Terminó el curso y cada uno volvió a sus actividades. Nos mantuvimos en contacto y aunque no tuviéramos una relación como tal, se sentía una conexión muy grande. Un día, llegó una invitación por parte de él, invitándome a un baile de máscaras organizado por su escuela. Y pensé: “¿Qué pasaría si no acepto y voy por mi cuenta para observar de cerca sus movimientos sin que él supiera que lo estoy vigilando? Total, ya conozco la fecha y el lugar”. Y fue justo lo que decidí, le negué la invitación y fui a ese baile.

Me vestí con un vestido rojo color sangre, largo, muy elegante y portaba una máscara dorada hermosa, no estaba exageradamente decorada pero aún así destacaba demasiado. Ví de lejos a Sebastián, lo reconocí al instante en el que entré al salón a pesar de que llevara una máscara. Estaba vestido de una forma demasiado elegante.

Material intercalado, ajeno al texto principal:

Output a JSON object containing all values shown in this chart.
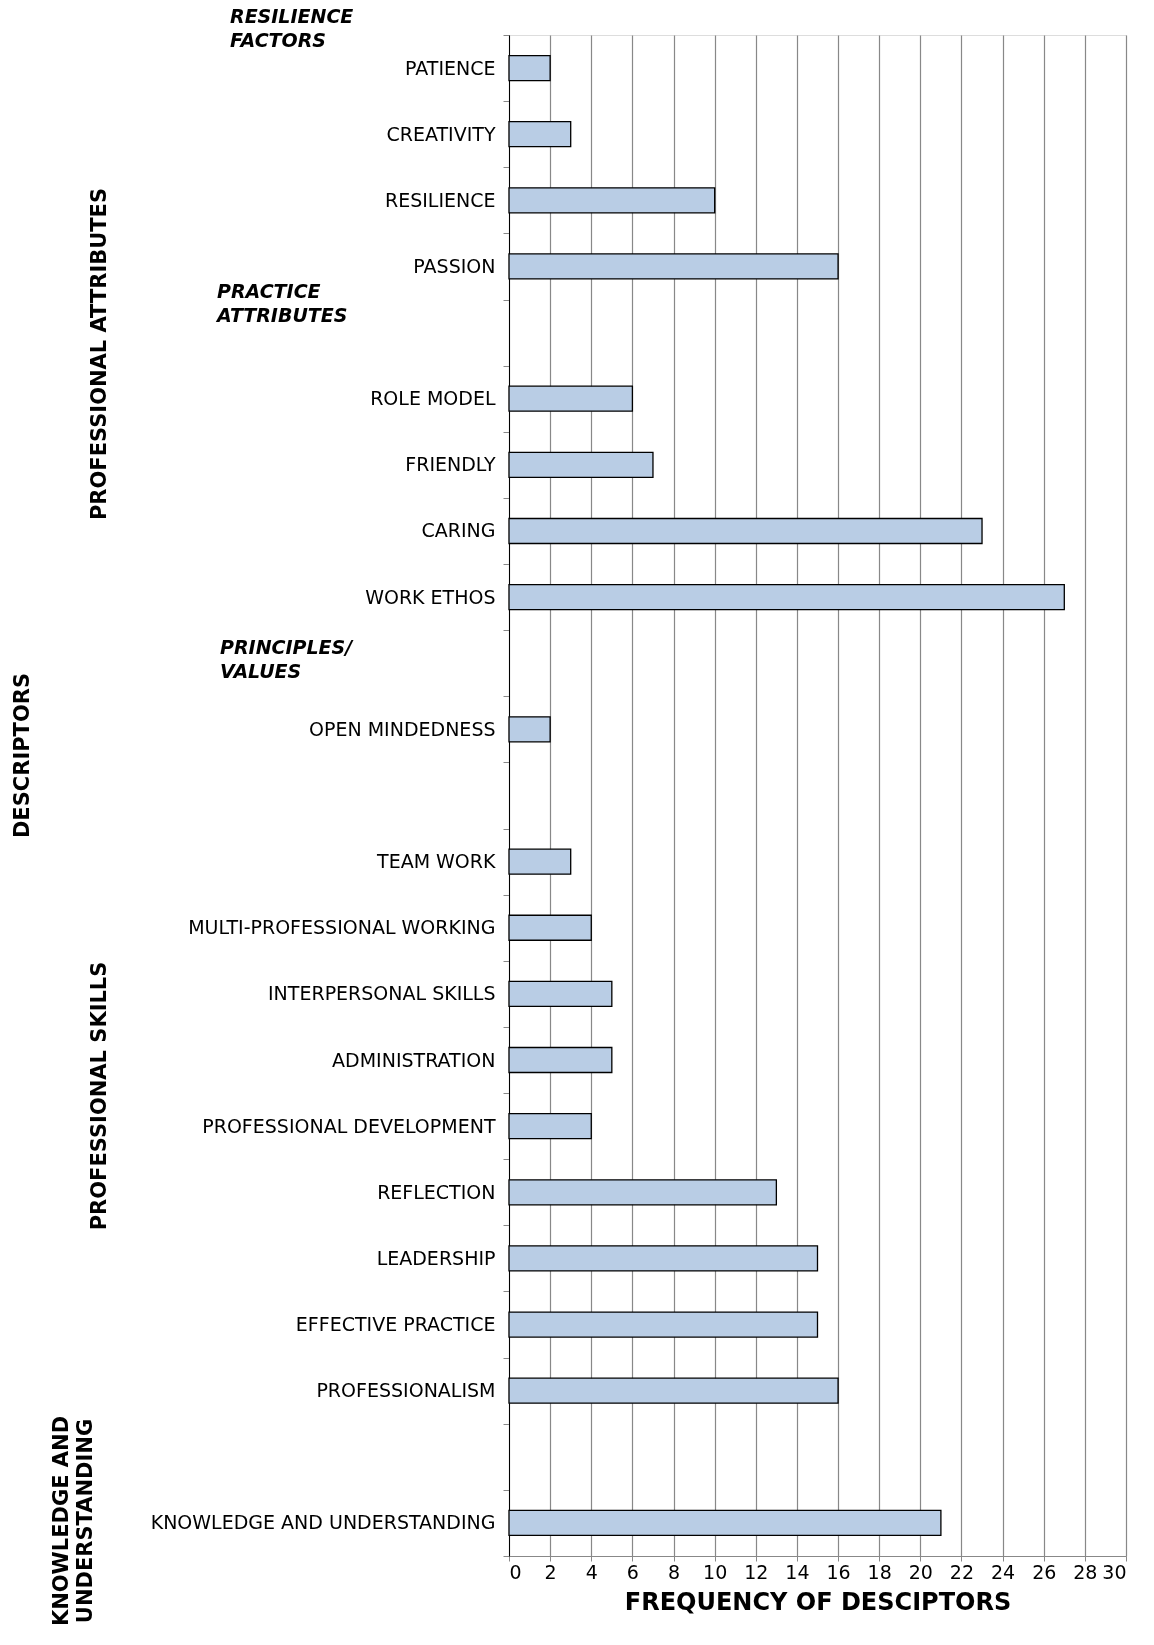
{
  "chart_data": {
    "type": "bar",
    "orientation": "horizontal",
    "xlabel": "FREQUENCY OF DESCIPTORS",
    "categories": [
      "PATIENCE",
      "CREATIVITY",
      "RESILIENCE",
      "PASSION",
      null,
      "ROLE MODEL",
      "FRIENDLY",
      "CARING",
      "WORK ETHOS",
      null,
      "OPEN MINDEDNESS",
      null,
      "TEAM WORK",
      "MULTI-PROFESSIONAL WORKING",
      "INTERPERSONAL SKILLS",
      "ADMINISTRATION",
      "PROFESSIONAL DEVELOPMENT",
      "REFLECTION",
      "LEADERSHIP",
      "EFFECTIVE PRACTICE",
      "PROFESSIONALISM",
      null,
      "KNOWLEDGE AND UNDERSTANDING"
    ],
    "values": [
      2,
      3,
      10,
      16,
      null,
      6,
      7,
      23,
      27,
      null,
      2,
      null,
      3,
      4,
      5,
      5,
      4,
      13,
      15,
      15,
      16,
      null,
      21
    ],
    "color": "#b9cde5",
    "xlim": [
      0,
      30
    ],
    "xticks": [
      0,
      2,
      4,
      6,
      8,
      10,
      12,
      14,
      16,
      18,
      20,
      22,
      24,
      26,
      28,
      30
    ],
    "grid": "x",
    "annotations": [
      "DESCRIPTORS",
      "RESILIENCE\nFACTORS",
      "PRACTICE\nATTRIBUTES",
      "PRINCIPLES/\nVALUES",
      "PROFESSIONAL ATTRIBUTES",
      "PROFESSIONAL SKILLS",
      "KNOWLEDGE AND\nUNDERSTANDING"
    ]
  }
}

Me puse a caminar por todo el salón para conocer el espacio en el que me encontraba. En eso, una mano me rozó sutilmente mi brazo y oí una voz muy familiar. Sabía de quién era esa voz pero no voltee. Suavemente dijo: 

-“¿Te conozco?” 

-"No lo creo".

-"No creo que yo pudiera olvidar a una bella chica como tú"

-"Pues a veces la mente engaña, ¿no lo crees?"

Me dio la vuelta y me miró a los ojos, era Sebastián, temía que descubriera quién era yo, así que le dije:

-"Tengo que ir al tocador, con permiso" y lo deje ahí solo.

Me incorporé a un grupito de niñas para no llamar tanto la atención, pero ya era tarde porque varios ya habían preguntado por mí, nadie me conocía, todos querían saber quién era la chica misteriosa del vestido rojo. En eso, Sebastián se acercó y me pidió un baile, al cual accedí. Me preguntó:

-¿Qué hace una chica tan hermosa como tú, sola en una fiesta?

- No vengo sola.

-Te he estado observando desde lejos y no te ví con ninguna pareja.

Cambié de tema. Le pregunté dónde se encontraba su pareja a lo que él me dijo que no había invitado a nadie. Era mentira, si tan solo supiera que estaba bailando conmigo en esos momentos. 

Me dijo que desde el momento en el que me vio, sintió una conexión tan grande que se enamoró intensamente. Se acercó lentamente y me besó. Como de costumbre fue un beso maravilloso pero me tuve que ir porque si no, me iba a reconocer.

Una semana después me marcó y me preguntó si quería ir a una fiesta con él. Le dije que no podía, pero que si quería, podía invitar a la chica del vestido rojo. Después de un largo silencio me preguntó cómo sabía de eso, a lo que yo le confesé mi plan sobre ir y observarlo sin que él lo supiera. Le dije que no era posible que me estuviera diciendo que ahora si se iba comprometer a tener una relación y a la siguiente noche se estuviera besando con una extraña.

Él empezó a querer justificarse, pero yo lo interrumpí y le dije: 

-"Mira Sebastián, a pesar de todo el daño que me has hecho, aún así te sigo queriendo para mí, es muy mío amarte y odiarte al mismo tiempo, pero como te dije la vez anterior, te daré tu espacio, vive tu vida como quieras, pero cuando por fin te creas lo suficientemente maduro para tener una relación estable conmigo, aquí estaré esperándote. Te amo". Y le colgué.

Él ya no existe en mi entorno pero en mis pensamientos es él la persona que se convierte necesaria. Ha pasado un año y sigo aquí, esperando por ese amor no correspondido.